As dean, Clayman also will encourage greater collaboration among research and clinical faculty on new treatments and cures for injuries and diseases. The establishment in 2008 of the Institute for Clinical & Translational Science, he says, provides an important framework for this.

Aiding the school’s mission to teach, a state-of-the-art medical education building will open its doors to students this month. The 60,000-square-foot facility features cutting-edge technologies for simulation learning, teleteaching and telemedicine, including real-time video communication that lets medical students at the Irvine campus learn about procedures being performed at UC Irvine Douglas Hospital in Orange.

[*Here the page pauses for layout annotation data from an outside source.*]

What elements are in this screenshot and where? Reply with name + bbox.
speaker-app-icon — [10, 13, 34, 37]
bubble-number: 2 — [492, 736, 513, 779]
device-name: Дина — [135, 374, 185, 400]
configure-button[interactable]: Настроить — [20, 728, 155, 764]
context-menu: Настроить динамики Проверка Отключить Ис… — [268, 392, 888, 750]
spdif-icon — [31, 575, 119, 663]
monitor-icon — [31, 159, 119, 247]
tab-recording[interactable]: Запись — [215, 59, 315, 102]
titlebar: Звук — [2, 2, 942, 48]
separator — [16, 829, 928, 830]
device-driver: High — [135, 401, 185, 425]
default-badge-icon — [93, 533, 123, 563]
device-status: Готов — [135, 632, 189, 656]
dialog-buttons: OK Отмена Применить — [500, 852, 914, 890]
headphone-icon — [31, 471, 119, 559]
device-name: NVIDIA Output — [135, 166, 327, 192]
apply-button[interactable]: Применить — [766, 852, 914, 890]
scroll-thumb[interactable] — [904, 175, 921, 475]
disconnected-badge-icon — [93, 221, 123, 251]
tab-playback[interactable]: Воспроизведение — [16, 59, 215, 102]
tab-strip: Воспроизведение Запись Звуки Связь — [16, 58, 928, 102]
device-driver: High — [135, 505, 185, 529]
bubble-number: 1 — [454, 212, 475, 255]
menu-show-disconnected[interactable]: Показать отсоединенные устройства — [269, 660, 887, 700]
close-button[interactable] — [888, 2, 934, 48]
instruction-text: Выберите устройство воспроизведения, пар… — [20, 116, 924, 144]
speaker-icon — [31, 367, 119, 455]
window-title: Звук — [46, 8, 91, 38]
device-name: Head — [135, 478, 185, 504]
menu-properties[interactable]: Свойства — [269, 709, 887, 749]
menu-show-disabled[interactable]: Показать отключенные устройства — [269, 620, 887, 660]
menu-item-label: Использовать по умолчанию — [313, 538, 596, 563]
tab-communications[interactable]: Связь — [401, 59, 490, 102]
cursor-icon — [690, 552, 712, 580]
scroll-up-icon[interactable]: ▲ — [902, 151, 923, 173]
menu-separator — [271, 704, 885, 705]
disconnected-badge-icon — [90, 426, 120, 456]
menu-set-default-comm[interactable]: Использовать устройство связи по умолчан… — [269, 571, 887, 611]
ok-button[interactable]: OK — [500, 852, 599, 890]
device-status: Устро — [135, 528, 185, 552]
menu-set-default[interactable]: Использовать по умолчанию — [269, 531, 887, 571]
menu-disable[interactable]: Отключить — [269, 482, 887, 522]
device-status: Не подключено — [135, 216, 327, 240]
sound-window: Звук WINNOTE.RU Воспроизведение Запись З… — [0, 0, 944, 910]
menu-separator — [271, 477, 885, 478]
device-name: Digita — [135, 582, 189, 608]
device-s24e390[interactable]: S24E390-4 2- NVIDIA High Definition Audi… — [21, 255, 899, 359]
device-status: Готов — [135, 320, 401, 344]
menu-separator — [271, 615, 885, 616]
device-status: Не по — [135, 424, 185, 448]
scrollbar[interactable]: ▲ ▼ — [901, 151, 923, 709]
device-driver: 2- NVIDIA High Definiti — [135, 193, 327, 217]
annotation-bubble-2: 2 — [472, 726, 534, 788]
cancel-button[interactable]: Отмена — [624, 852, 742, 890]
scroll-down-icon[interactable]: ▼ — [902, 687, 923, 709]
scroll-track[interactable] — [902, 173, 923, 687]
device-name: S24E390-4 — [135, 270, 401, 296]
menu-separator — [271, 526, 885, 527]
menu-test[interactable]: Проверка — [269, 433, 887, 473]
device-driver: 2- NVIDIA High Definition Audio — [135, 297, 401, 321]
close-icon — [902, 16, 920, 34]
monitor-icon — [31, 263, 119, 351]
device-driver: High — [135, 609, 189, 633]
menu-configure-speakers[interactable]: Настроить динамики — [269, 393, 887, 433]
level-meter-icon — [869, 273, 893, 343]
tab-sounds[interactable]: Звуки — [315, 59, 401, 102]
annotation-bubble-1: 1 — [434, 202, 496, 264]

“When this building opens, it will be one of the most innovative and creative centers of medical knowledge in the country and an important resource for the entire medical community of Orange County,” Clayman says.

The son and grandson of physicians, he says “it was ordained” that he’d follow in their footsteps. Despite 70-hour work weeks, Clayman is exhilarated by his profession.

“The opportunity to take care of other people, to have a positive impact, is a privilege,” he says – a privilege that now extends to the entire medical school.